Even if we are not quite sure about us achieving AGI, we should spend effort researching. According to Dr. Ben Geortzel, the founder and CEO of SingularityNET Foundation (12, 13), we are at the turning point in the history of AI.

He believes that the balance of activities in the AI research area would shift from highly specialized narrow AI to AGI (14) over the upcoming few years.

“Any problem humanity faces, especially those hard ones like curing mental illness or curing death, building nanotechnology or Femto technology assemblers, saving planet Earth’s climate, or traveling to the distant stars can be solved effectively by first creating an AGI and then asking the AGI to solve those issues,” says Dr. Geortzel (15).

He believes that the push from narrow artificial intelligence towards AGI would need international effort.

According to Dr. Geortzel, the algorithms and structures are not the bottlenecks to realizing the AGI goals today, but it is more fundamental issues of funds and hardware.

Notably, there are also teams pursuing AGI with extensive amounts of hardware and funds, like Microsoft’s OpenAI (16) and Google DeepMind (17). However, Dr. Geortzel believes that they are mostly burning their resources at a rapid pace while pursuing intellectual dead ends.

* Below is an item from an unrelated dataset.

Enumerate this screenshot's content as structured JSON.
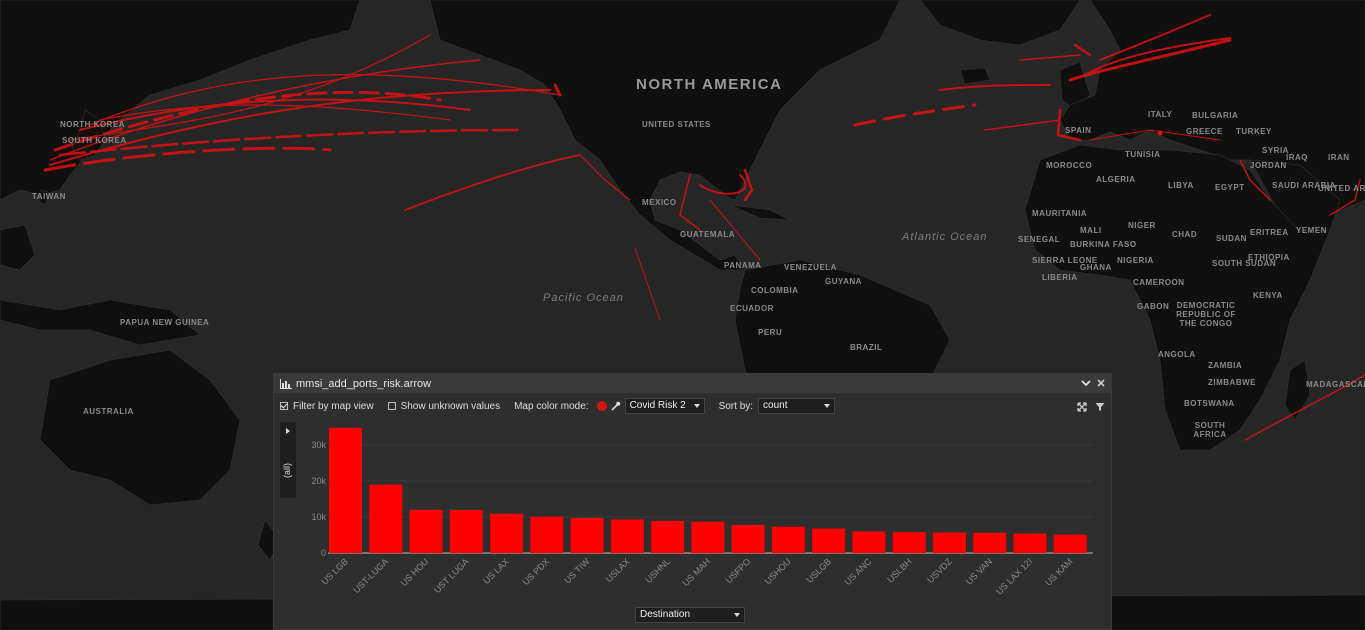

While no one has the answer about if or when AGI will happen, there are those like Dr. Geortzel who are working to make it happen; nonetheless, even though maybe not in our lifetime, we still believe that we will be able to create strong AI someday.

Moreover, we may never know that we have accomplished this exceptional feat, either because the AI intelligence nature will be too different from ours or because the AI may be too smart to let us know. For all we know, it may have already happened.

Final Words

The movie “Her” does an excellent impression of an AI virtual assistant with ASI. Samantha is Grammarly, Google Search, Alarm, Gmail, Reminder, Calendar, and more, all packed in one super intelligent agent.

For Theodore, it was more than an assistant. It was a companion, lover, friend, therapist, and more.

Still, it is pretty difficult to imagine having a relationship with Alexa or Google Assistant beyond the typical “What is the weather like today?” conversations.

And even more obscure to imagine a human falling in love with a virtual assistant.

Yet, there is a massive amount of inspiration and information machine learning practitioners can draw from the AI capabilities conveyed with this interesting movie.

They can get an insight into how “Her” movie creators visualize the projection of AI applications in the future based on today’s technology. In turn, it can inspire ML researchers and practitioners to create novel applications and techniques.

The method is a closed inspirational loop that we have had for decades. Futuristic movies like “Her” fuel investors, researchers, scientists’ imaginations and present technology inspire movie writers and directors.

While we do not now know how much time it will take to develop the first real-world AGI application, one thing is for sure; its development will prompt a series of events and persistent changes, good or bad. It is set to reshape the world and life as we know it forever (18).

With that being said, we still don’t have commercial hoverboards.